Monday, Mar. 18, 1946

Call of the North

In its post at remote and tiny Wabowden, Manitoba, the Hudson's Bay Company had a new fur-trade clerk. Rupert Brace Tinling, 21-year-old Royal Canadian Navy veteran from Winnipeg, had signed for a three-year apprenticeship. He liked fishing and hunting; he would have ample opportunity for both. Besides, his mother said, "he'd rather wear a parka and old trousers than the best dress suit."

To man 200 trading posts that stretch from Labrador to the Mackenzie basin, the company needed about 60 more men with Rupert Tinling's tastes. Last week, in Dominion newspapers, the company advertised for them. At Winnipeg 300 young Canadians and Newfoundlanders quickly filed applications for places with the "Company of Adventurers" that since 1670 has been "trading into Hudson's Bay." Accepted applicants will follow the sort of life already begun for young Tinling, who is destined for a post on Baffin Island, possibly Arctic Bay at the northern tip.

Life in the Arctic. Next July, Tinling and ten other clerks will board the sturdy H.B.C. supply ship Nascopie at Montreal, which will arrive at treeless Arctic Bay in September, bringing coal and food for the post, fresh fruit, gasoline, medical and dental supplies, 20 new books for the library, the latest copies of the company magazines, the Beaver and Moccasin Telegraph.

Post manager at Arctic Bay for the past three years has been chubby (over 200 lbs.), good-natured bachelor James Bell, who lives in one of the old-style Hudson's Bay houses: two bedrooms, a living room, kitchen, office. Nearby are a store, warehouse, fuel sheds and a "blubber shed," where dog teams eat company walrus meat; a meteorological station built by the U.S. Army but now manned by four Canadians. In the area are about 150 Eskimos; 25 miles to the south is an Anglican missionary.

Bell's stock list for the Nascopie this year, radioed out of the north two months ago, occupies four closely typed long sheets. Items: tinted sun goggles, dolls, Florida water, girls' ski slacks, sewing machines, jew's-harps, thousands of pounds of plug tobacco, spruce poles for spear handles, blubber lamps.

A Man's Job. A new clerk will soon get into the routine of helping with breakfast (canned grapefruit juice, canned butter, toast made from bread which Bell baked himself, canned bacon, powdered eggs and coffee) and cleaning up afterwards; of replenishing the coal supply and providing water from blocks of lake ice; of serving Eskimos who mush in from trapping posts by komatik (dog sled).

Eskimos call at the post about once a fortnight, bringing Arctic foxes. While the huskies eat, the post manager settles accounts for the furs brought in, offers advice on supplies for the next trip. The clerk sells essentials: 30-30 rifles and ammunition, all-steel traps, motorboats costing up to $4,000, tea and tobacco (which the Eskimos love), and beyond that, "anything up to nylons."

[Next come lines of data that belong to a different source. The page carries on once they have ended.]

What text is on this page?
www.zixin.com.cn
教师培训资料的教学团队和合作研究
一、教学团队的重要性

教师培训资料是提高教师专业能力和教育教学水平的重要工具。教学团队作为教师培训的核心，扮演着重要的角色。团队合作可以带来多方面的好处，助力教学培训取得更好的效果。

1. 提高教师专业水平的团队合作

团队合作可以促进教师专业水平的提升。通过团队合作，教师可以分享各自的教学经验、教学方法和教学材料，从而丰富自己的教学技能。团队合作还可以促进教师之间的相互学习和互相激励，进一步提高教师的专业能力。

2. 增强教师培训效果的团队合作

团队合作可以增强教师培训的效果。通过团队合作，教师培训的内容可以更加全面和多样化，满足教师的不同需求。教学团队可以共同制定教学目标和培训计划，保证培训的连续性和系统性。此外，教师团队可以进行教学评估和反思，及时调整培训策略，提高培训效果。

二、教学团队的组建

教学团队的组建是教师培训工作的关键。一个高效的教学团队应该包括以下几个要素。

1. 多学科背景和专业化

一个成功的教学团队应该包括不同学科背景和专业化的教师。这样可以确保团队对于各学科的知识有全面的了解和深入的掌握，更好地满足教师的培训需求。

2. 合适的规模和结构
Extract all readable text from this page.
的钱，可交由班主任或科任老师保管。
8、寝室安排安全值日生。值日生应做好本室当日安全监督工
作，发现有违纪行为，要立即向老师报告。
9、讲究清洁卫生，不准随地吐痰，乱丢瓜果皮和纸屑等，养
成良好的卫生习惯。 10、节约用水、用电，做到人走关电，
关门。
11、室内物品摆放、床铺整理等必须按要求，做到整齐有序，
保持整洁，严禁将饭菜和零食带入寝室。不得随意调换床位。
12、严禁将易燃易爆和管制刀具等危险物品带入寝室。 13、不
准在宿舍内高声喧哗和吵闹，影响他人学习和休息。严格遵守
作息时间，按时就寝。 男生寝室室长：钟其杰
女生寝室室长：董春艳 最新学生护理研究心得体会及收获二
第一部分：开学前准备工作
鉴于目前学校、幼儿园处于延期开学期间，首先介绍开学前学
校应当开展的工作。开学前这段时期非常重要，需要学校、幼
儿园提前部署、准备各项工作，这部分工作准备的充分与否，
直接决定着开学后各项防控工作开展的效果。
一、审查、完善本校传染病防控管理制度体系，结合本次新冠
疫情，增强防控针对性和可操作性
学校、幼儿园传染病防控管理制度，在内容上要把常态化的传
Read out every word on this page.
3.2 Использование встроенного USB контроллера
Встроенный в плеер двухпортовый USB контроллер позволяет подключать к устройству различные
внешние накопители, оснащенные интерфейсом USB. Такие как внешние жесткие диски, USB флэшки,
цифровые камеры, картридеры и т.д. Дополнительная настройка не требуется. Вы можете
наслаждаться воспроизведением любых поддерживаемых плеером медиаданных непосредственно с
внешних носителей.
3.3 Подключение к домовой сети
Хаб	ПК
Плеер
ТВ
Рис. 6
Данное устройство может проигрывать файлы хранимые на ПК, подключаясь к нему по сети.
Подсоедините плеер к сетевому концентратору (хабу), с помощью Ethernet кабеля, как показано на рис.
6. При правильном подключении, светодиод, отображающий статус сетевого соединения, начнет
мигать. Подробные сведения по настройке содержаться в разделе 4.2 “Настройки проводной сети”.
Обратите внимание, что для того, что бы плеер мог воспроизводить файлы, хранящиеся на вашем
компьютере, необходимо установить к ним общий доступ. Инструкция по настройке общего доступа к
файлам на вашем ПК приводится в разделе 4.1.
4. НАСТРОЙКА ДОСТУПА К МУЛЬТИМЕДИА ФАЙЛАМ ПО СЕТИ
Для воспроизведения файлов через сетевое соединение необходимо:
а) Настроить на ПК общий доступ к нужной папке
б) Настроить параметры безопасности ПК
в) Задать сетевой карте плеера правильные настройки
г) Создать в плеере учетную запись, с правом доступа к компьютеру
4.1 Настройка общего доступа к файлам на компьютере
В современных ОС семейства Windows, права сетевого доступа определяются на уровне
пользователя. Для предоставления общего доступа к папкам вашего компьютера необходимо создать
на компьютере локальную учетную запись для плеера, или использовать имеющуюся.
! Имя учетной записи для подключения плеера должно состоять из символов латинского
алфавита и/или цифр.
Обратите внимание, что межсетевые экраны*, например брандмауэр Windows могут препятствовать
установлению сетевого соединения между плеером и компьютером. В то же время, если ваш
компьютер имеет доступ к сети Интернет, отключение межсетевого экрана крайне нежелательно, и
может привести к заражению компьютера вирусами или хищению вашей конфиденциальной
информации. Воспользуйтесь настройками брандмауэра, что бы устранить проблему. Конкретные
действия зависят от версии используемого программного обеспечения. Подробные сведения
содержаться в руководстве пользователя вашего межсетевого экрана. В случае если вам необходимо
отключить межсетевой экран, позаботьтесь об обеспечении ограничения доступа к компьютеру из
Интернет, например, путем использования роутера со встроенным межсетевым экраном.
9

In three years Tinling will get a six weeks' vacation with pay. In the meantime he must learn to live with only half a dozen white companions; to be patient and understanding with the natives; to get along without sunshine from mid-November to early February. But, on the rim of the world, he will have time for sport and study, and a great measure of independence. Freebooting coureur de bois Pierre Esprit Radisson defined the feeling three centuries ago when he wrote: "We were Cesars, [there] being nobody to contradict us."